Practical tips for accountability in product teams

Accountability is a fascinating topic. The textbook definition is “the quality or state of being accountableespecially: an obligation or willingness to accept responsibility or to account for one’s actions”. While a lot has been written about individuals, I’ve found in my experience, the actual mechanics of how to think about team accountability for product teams, pretty lacking. This post is an attempt to describe the framework that has been useful for me. A few of these tips are borrowed from the great executives I’ve had the pleasure to work with and a few are homegrown. Hopefully, this helps somebody who is just starting out or well into their manager/team leader journey.

Why? What is the point of this?
Delegation without monitoring is abdication – Andy grove
When you make that jump from an individual contributor to a manager to a functional group leader, you are always given the advice, hire great people, give them a goal and purpose and finally give them autonomy. That’s how you re going to scale. However, that is just one side of the equation. To be a great leader you have to understand how to drive accountability in your teams as well.
Right people + defining roles and responsibilities + operating rhythm = success
I define operating rhythm as the framework by which you drive accountability in your teams and finally in the entire organization.
Why is this required? What is missing in the general hire->motivate->autonomy cycle is the feedback loop. How does the team know that they are doing better? as a leader how do you navigate and understand the things that you need to focus on to make your organization better? As your team and company get bigger and bigger, this problem compounds – how do you know whats working, not working when you are far away from the actual work? This is where the operating rhythm comes in – you need to have a regular defined framework and process for you to create this feedback loop.
Operating rhythm for product teams
In any organization that has multiple product streams, dependency management and making sure the trains are running on time i.e delivery is predictable, becomes complex. A great operational practice is the “Review meeting”. The main players in this meeting are
  • You, the functional owner responsible for the output of the group
  • Product manager (defines the what)
  • Engineering Manager (defines the how and when)
  • Project manager (tracks the when)
Your organization may have one person who does all three or some other combination – but the main thing to focus is that these roles are represented in this meeting. The key this is that everybody who needs to make a decision for the particular product stream must be at the meeting.
The objective of this meeting is to ensure that the team (including you) gets the full view of what is happening on the ground. This is the forum to uncover and remove roadblocks, make tradeoffs and enable fast decision making.

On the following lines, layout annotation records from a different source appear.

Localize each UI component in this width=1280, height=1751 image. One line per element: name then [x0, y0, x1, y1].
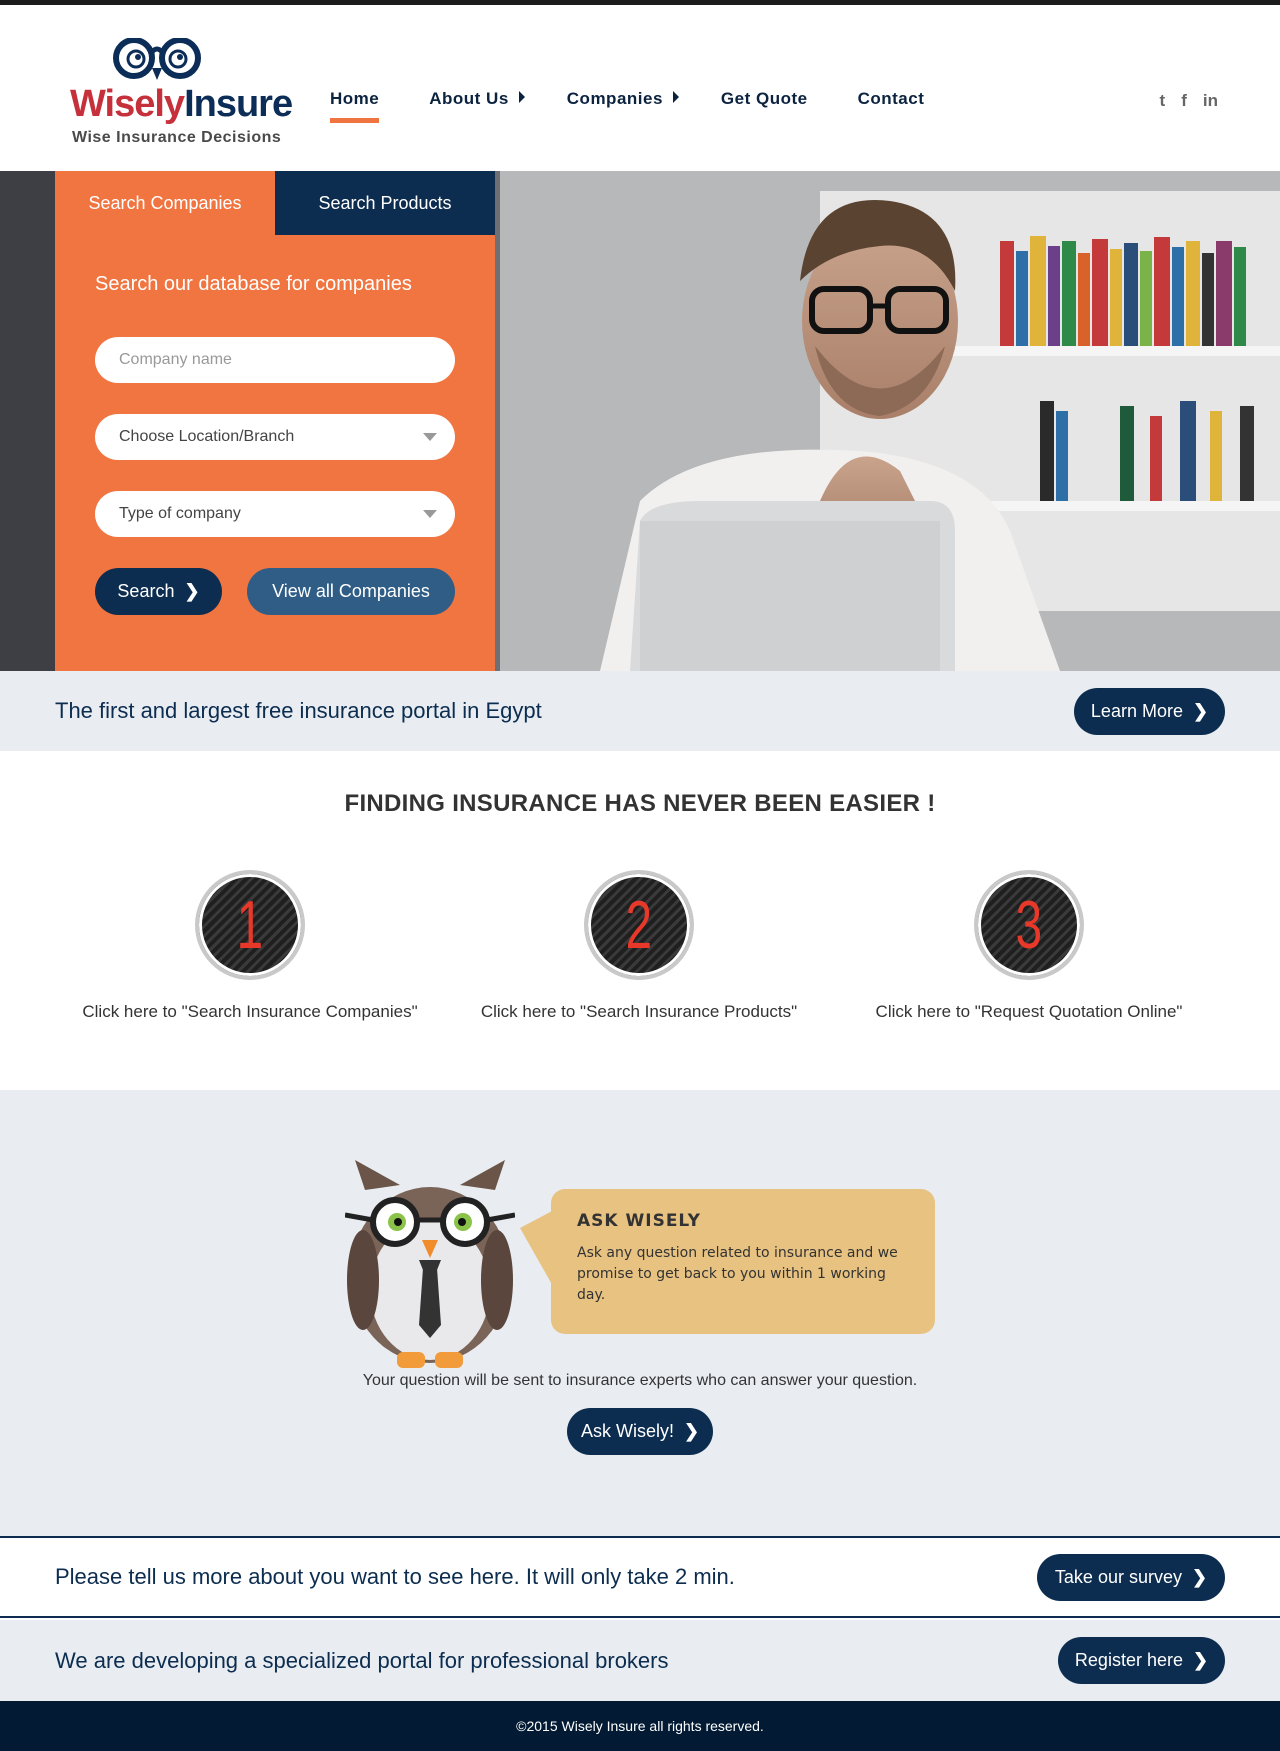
caret-right-icon: [518, 91, 525, 103]
step-2-badge: 2: [584, 870, 694, 980]
steps-title: FINDING INSURANCE HAS NEVER BEEN EASIER …: [344, 790, 936, 817]
search-button[interactable]: Search ❯: [95, 568, 222, 615]
linkedin-icon[interactable]: in: [1203, 91, 1218, 111]
tab-search-products[interactable]: Search Products: [275, 171, 495, 235]
facebook-icon[interactable]: f: [1181, 91, 1187, 111]
step-search-products[interactable]: 2 Click here to "Search Insurance Produc…: [439, 870, 839, 1022]
step-label: Click here to "Request Quotation Online": [875, 1002, 1183, 1021]
register-label: Register here: [1074, 1650, 1183, 1670]
logo-tagline: Wise Insurance Decisions: [72, 129, 282, 146]
nav-get-quote[interactable]: Get Quote: [721, 89, 808, 109]
nav-companies-label: Companies: [566, 89, 663, 108]
survey-text: Please tell us more about you want to se…: [55, 1564, 735, 1589]
portal-banner: The first and largest free insurance por…: [0, 671, 1280, 751]
ask-wisely-button[interactable]: Ask Wisely! ❯: [567, 1408, 713, 1455]
speech-bubble-tail: [520, 1210, 554, 1288]
logo-wordmark: WiselyInsure: [70, 83, 293, 126]
view-all-companies-button[interactable]: View all Companies: [247, 568, 455, 615]
location-select-value: Choose Location/Branch: [119, 428, 295, 445]
nav-get-quote-label: Get Quote: [720, 89, 808, 108]
register-button[interactable]: Register here ❯: [1058, 1637, 1225, 1684]
nav-home-label: Home: [330, 89, 380, 108]
search-panel-heading: Search our database for companies: [95, 273, 412, 295]
ask-wisely-section: ASK WISELY Ask any question related to i…: [0, 1090, 1280, 1537]
tab-search-companies[interactable]: Search Companies: [55, 171, 275, 235]
owl-glasses-logo-icon: [113, 38, 201, 80]
learn-more-label: Learn More: [1090, 700, 1183, 721]
ask-wisely-title: ASK WISELY: [577, 1211, 701, 1231]
survey-banner: Please tell us more about you want to se…: [0, 1536, 1280, 1618]
search-button-label: Search: [117, 581, 175, 601]
nav-contact[interactable]: Contact: [858, 89, 925, 109]
step-request-quotation[interactable]: 3 Click here to "Request Quotation Onlin…: [829, 870, 1229, 1022]
ask-wisely-text: Ask any question related to insurance an…: [577, 1245, 898, 1303]
step-number: 1: [236, 887, 264, 963]
portal-banner-text: The first and largest free insurance por…: [55, 698, 542, 723]
ask-wisely-note: Your question will be sent to insurance …: [362, 1372, 918, 1389]
chevron-right-icon: ❯: [683, 1421, 700, 1441]
company-name-input[interactable]: [119, 351, 431, 369]
location-select[interactable]: Choose Location/Branch: [95, 414, 455, 460]
company-type-select[interactable]: Type of company: [95, 491, 455, 537]
step-label: Click here to "Search Insurance Companie…: [82, 1002, 418, 1021]
twitter-icon[interactable]: t: [1160, 91, 1166, 111]
take-survey-button[interactable]: Take our survey ❯: [1037, 1553, 1225, 1601]
logo-word-insure: Insure: [184, 83, 293, 125]
learn-more-button[interactable]: Learn More ❯: [1074, 687, 1225, 735]
dropdown-arrow-icon: [423, 433, 437, 441]
search-tabs: Search Companies Search Products: [55, 171, 495, 235]
dropdown-arrow-icon: [423, 510, 437, 518]
chevron-right-icon: ❯: [1191, 1566, 1208, 1587]
hero-section: Search Companies Search Products Search …: [0, 171, 1280, 671]
brokers-banner: We are developing a specialized portal f…: [0, 1620, 1280, 1701]
step-1-badge: 1: [195, 870, 305, 980]
site-logo[interactable]: WiselyInsure Wise Insurance Decisions: [70, 35, 293, 150]
main-nav: Home About Us Companies Get Quote Contac…: [330, 89, 974, 123]
chevron-right-icon: ❯: [1192, 700, 1209, 721]
nav-about-us[interactable]: About Us: [429, 89, 525, 109]
step-3-badge: 3: [974, 870, 1084, 980]
chevron-right-icon: ❯: [1192, 1650, 1209, 1670]
nav-about-label: About Us: [429, 89, 509, 108]
step-number: 3: [1015, 887, 1043, 963]
step-search-companies[interactable]: 1 Click here to "Search Insurance Compan…: [50, 870, 450, 1022]
company-name-field[interactable]: [95, 337, 455, 383]
site-header: WiselyInsure Wise Insurance Decisions Ho…: [0, 5, 1280, 171]
nav-home[interactable]: Home: [330, 89, 380, 123]
social-links: t f in: [1160, 91, 1218, 111]
ask-wisely-button-label: Ask Wisely!: [580, 1421, 674, 1441]
logo-word-wisely: Wisely: [70, 83, 185, 125]
chevron-right-icon: ❯: [184, 581, 200, 601]
company-type-select-value: Type of company: [119, 505, 241, 522]
brokers-text: We are developing a specialized portal f…: [55, 1647, 669, 1673]
copyright-text: ©2015 Wisely Insure all rights reserved.: [516, 1718, 764, 1734]
step-number: 2: [625, 887, 653, 963]
nav-companies[interactable]: Companies: [567, 89, 679, 109]
take-survey-label: Take our survey: [1054, 1566, 1182, 1587]
ask-wisely-bubble: ASK WISELY Ask any question related to i…: [551, 1189, 935, 1334]
caret-right-icon: [672, 91, 679, 103]
nav-contact-label: Contact: [857, 89, 925, 108]
site-footer: ©2015 Wisely Insure all rights reserved.: [0, 1701, 1280, 1751]
owl-mascot-icon: [345, 1160, 515, 1368]
step-label: Click here to "Search Insurance Products…: [480, 1002, 798, 1021]
search-panel: Search Companies Search Products Search …: [55, 171, 495, 671]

The review meeting should be scheduled in advance and is ideally weekly. There should be a low documentation overhead. The team should not spend a ton of time preparing for this meeting. The actual documentation artifact is not important – discussing the content is more important. The document artifacts should be sent to all participants in advance. This meeting should be mandatory and should just become a part of the weekly routine. The document should cover
  • What is in flight?
  • What is the value of what we are delivering?
  • What is the expected timeline?  Are we on track (Yes/No)? If no – what are the roadblocks?
  • What are the tasks that are expected to complete this week (examples: Product stories due to grooming on X date, design mockups for the first review on Y date)
  • Did we finish the tasks we committed to last week? What’s next up?
The actual meeting should be short – no more than 30 minutes. Everybody should have pre-read the material. Do not regurgitate the material. The time should be spent on talking through items that are off-track and possible solutions. Detailed minutes and action items are circulated post meeting (within a day) and added to the tracker for the next meeting.
What do you get out of this? 
This regularly scheduled meeting establishes the key operating rhythm of your team and is a mechanism to ensure that your team is sticking to the goals as well as a shared sense of accountability. This process is pretty lightweight and is extremely useful to keep the trains running on time. You also get to remove roadblocks in a timely fashion and pick up on signals that you can tradeoff really quickly.
Functional benefits
  • Immediate feedback on whats working not working, immediate surfacing of roadblocks. You can now clear em!
  • All decision makers in one room – really speedy decision making – no more punting.
  • Immediate signaling when projects are getting off track – more time to correct course make scope/time tradeoffs
  • Trains run on time – predictable delivery
Soft benefits
  • The team feels empowered – there is fast decision making and they are making the decisions with full transparency
  • The team has a sense of accountability since we are all looking at a shared commitment on a week to week basis
  • The team is absolutely aligned with what is required to be done
  • You get to understand whats going on a day to day basis
I follow this process for all my current teams and we’ve gotten into a good rhythm, each meeting lasts about 15-20 min every week, a total of an hour a week. Time well spent!